Por: Jesús Alejandro Aizpuru Zacarías

Una gran cantidad de tinta ha corrido al cabo de las últimas semanas a raíz de los posicionamientos radicales del Magnate Donald Trump.

Tal vez uno pensaría que posicionamientos como los del empresario son algo nuevo, sin embargo, la historia de los Estados Unidos ha dado cuenta que no es la primera vez que las posturas xenófobas e intolerantes han causado revuelo en la política norteamericana.

A lo largo de su historia los Estados Unidos han vivido un nativismo representado tal vez, de tres formas: el religioso (un temor hacia el catolicismo), el social (representado por el temor a las transformaciones sociales del siglo XVIII) y un tercero de índole racial.
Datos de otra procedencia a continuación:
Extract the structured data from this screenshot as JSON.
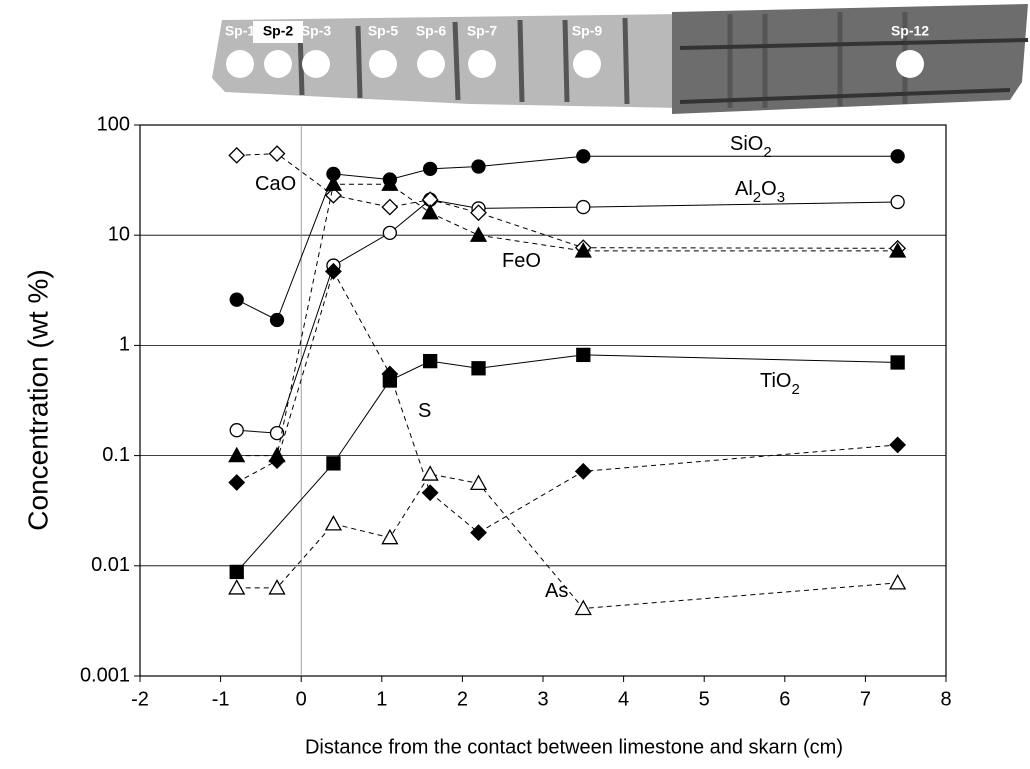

Irónicamente, resulta imposible concebir a los Estados Unidos sin inmigrantes.

La persecución existió durante diferentes periodos; sin embargo, el tiempo logró que los grupos perseguidos históricamente, fueran asimilándose e integrándose a la sociedad “norteamericana”. Ahora bien, si analizamos un poco el árbol genealógico de Donald Trump, podemos darnos cuenta que su abuelo era un inmigrante alemán que comenzó con la construcción de lo que hoy es el emporio inmobiliario del señor Trump, y que en verdad constituye un verdadero “sueño americano”.

Los posicionamientos infundados sobre los mexicanos y los latinos en general, reflejan el grado de intolerancia del magante, pero también hacen evidente el distanciamiento entre la historia del país y la propia historia de Donald Trump, algo que para cualquier ser humano debe ser lamentable; olvidar quién eres, de dónde vienes y cómo fue que llegaste hasta donde estás, es y será siempre algo reprochable.

El día de hoy Donald Trump es un serio aspirante por el Partido Republicano, con una fuerte aceptación al interno del partido, sin embargo, de acuerdo a una encuesta revelada por la firma Gallup apenas el 14% de los 650 hispanos encuestados tienen una imagen positiva del polémico magnate (que es el republicano más conocido entre los consultados), mientras que el 65% tienen una visión desfavorable, lo que arroja un saldo neto negativo de 51%. Lo anterior, sin duda complicaría las aspiraciones presidenciales del magnate, dado que esta población representa el 17,1% (54,1 millones) del total en el país.

Tal vez debiéramos recordarle al magnate que la época de los muros quedó en los años ochentas y que la dinámica mundial sugiere que día con día sean menos marcadas las diferencias por cuestiones territoriales y étnicas.

Alejarnos de la historia y no aprender de ella, siempre ha traído consecuencias desastrosas; olvidar o pretender olvidar nuestros orígenes, es algo peor. Esperemos y predomine la sensatez al interior del Partido Republicano, y que en un ejercicio verdaderamente democrático en el que el debate de las ideas sea el eje rector, sean capaces de reconocer que ideas xenófobas no tienen cabida en las sociedades modernas, por el contrario, las soluciones para la problemática de una sociedad como la estadounidense debe atender a una agenda de gobierno cada vez más incluyente.

Como es costumbre, agradezco el favor de su lectura y los espero una vez más, la próxima semana.